Il paraît que si Google modifiait sa couleur d'arrière-plan en passant du blanc au noir, cela ferait économiser beaucoup d'électricité et contribuerait de ce fait à la sauvegarde de la planète. 613 557,803 Watts/heure jusqu'au moment où ces lignes ont été écrites, pour être précis, d'après le site Blackle (http://www.blackle.com/)
Si l'idée paraît séduisante de prime abord, elle n'est hélas pas aussi géniale qu'elle en a l'air. L'économie est en effet bien réelle lorsqu'il s'agit de tubes cathodiques, dont les pixels sont noirs - c'est-à-dire non-excités - au repos et demeurent éteints pour créer un écran noir. Mais aujourd'hui, la plupart des gens utilisent des écrans plats, dont les pixels sont allumés en permanence, quelle que soit la couleur de l'image. Il s'agit donc d'un leurre.
Il n'empêche, le "green IT", ou "eco-friendly computing", ou "informatique verte" a tendance, depuis une bonne année maintenant, à envahir les discours des constructeurs, opérateurs et éditeurs, comme si une prise de conscience soudaine de la responsabilité des acteurs de l'informatique s'était opérée, jusqu'aux entreprises utilisatrices, qui envisagent sérieusement la mise en place d'une démarche "informatique verte" pour leurs propres besoins.
Voici un autre exemple, qui se traduit par des économies d'énergie bien réelles, lui : en réduisant la consommation électrique d'une installation on réduit son dégagement de chaleur. Autrement dit, non seulement on réduit la consommation intrinsèque de l'installation, mais on limite également les besoins en climatisation, faisant d'une pierre deux coups. C'est ce qu'a bien compris un hébergeur comme Internet Fr, qui a mis en place un système de climatisation à eau innovant baptisé free cooling dans son centre de calcul de Massy. Cette approche a permis à l'entreprise de réduire de plus de 70 % la surconsommation de climatisation des serveurs et de près de 40% la consommation électrique globale de son centre de calcul.
Si la démarche est certes louable et intéressante d'un point de vue écologique, arrêtons cependant de faire comme Internet Fr, dont le récent communiqué de presse présentait la démarche comme uniquement citoyenne et "planet friendly".

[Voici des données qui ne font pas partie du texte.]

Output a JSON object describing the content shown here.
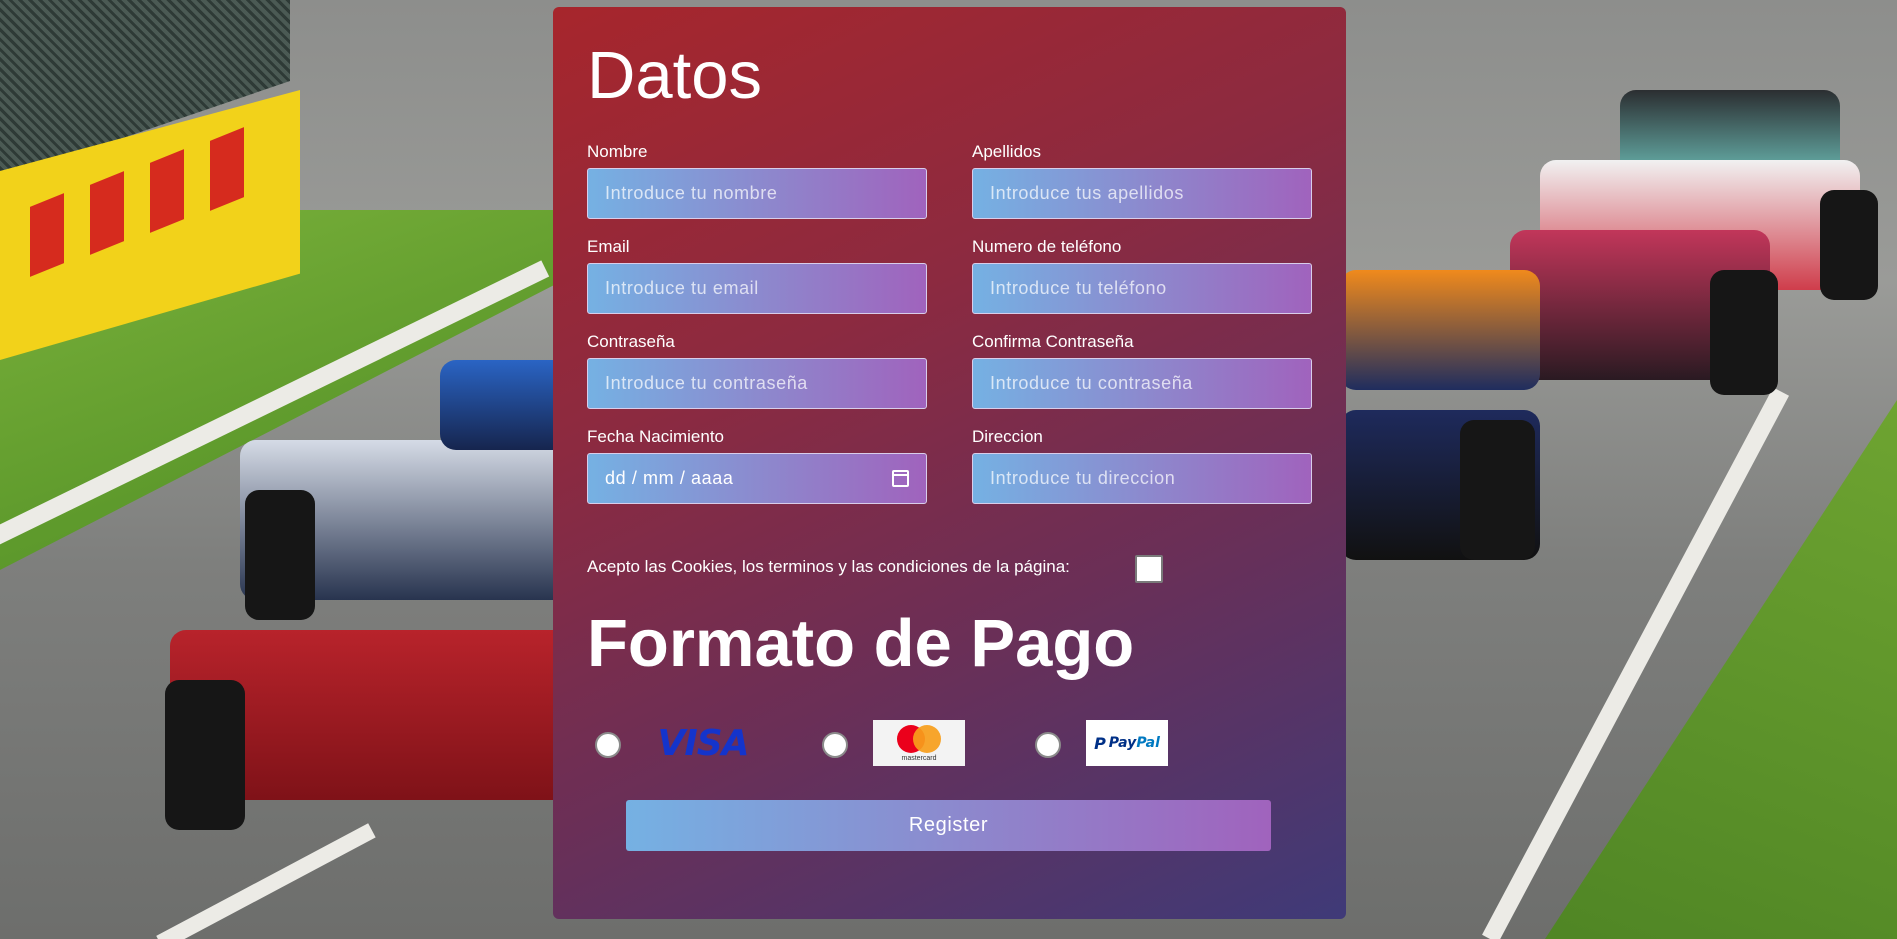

Car enfin, qu'il s'agisse d'un prestataire de services, d'un constructeur, d'un éditeur ou de toute autre organisation, l'objectif premier des entreprises n'a pas changé depuis que l'on parle plus de préserver la planète et depuis qu'Al Gore a sorti son film Une vérité qui dérange. Leur principal objectif demeure la recherche permanente et obsessionnelle du profit. Ou alors on m'aurait menti...
Et dans ce cadre, un peu plus de franchise et un peu moins d'hypocrisie et de langue de bois ne nuiraient sans doute pas. Car enfin, on peut être persuadé qu'Internet Fr - comme toutes les entreprises ayant eu la même démarche - ne va pas renoncer à convertir les économies qu'elle annonce réaliser avec son installation en espèces sonnantes et trébuchantes. Et il y a fort à parier que celles-ci iront gonfler les profits réalisés par les actionnaires de la société et ne seront certainement pas versées ni au WWF, ni à Greenpeace ni à aucune autre organisation écologique.
Alors autant le dire franchement : à l'heure du pétrole hors de prix, la motivation première de la démarche "green IT" des entreprises est avant tout économique. Les bénéfices écologiques ne sont qu'un effet connexe, secondaire de la démarche. Et dans ce cadre là on peut affirmer sans danger que oui, le "green IT" a un bel avenir devant lui et devrait être une tendance de fond.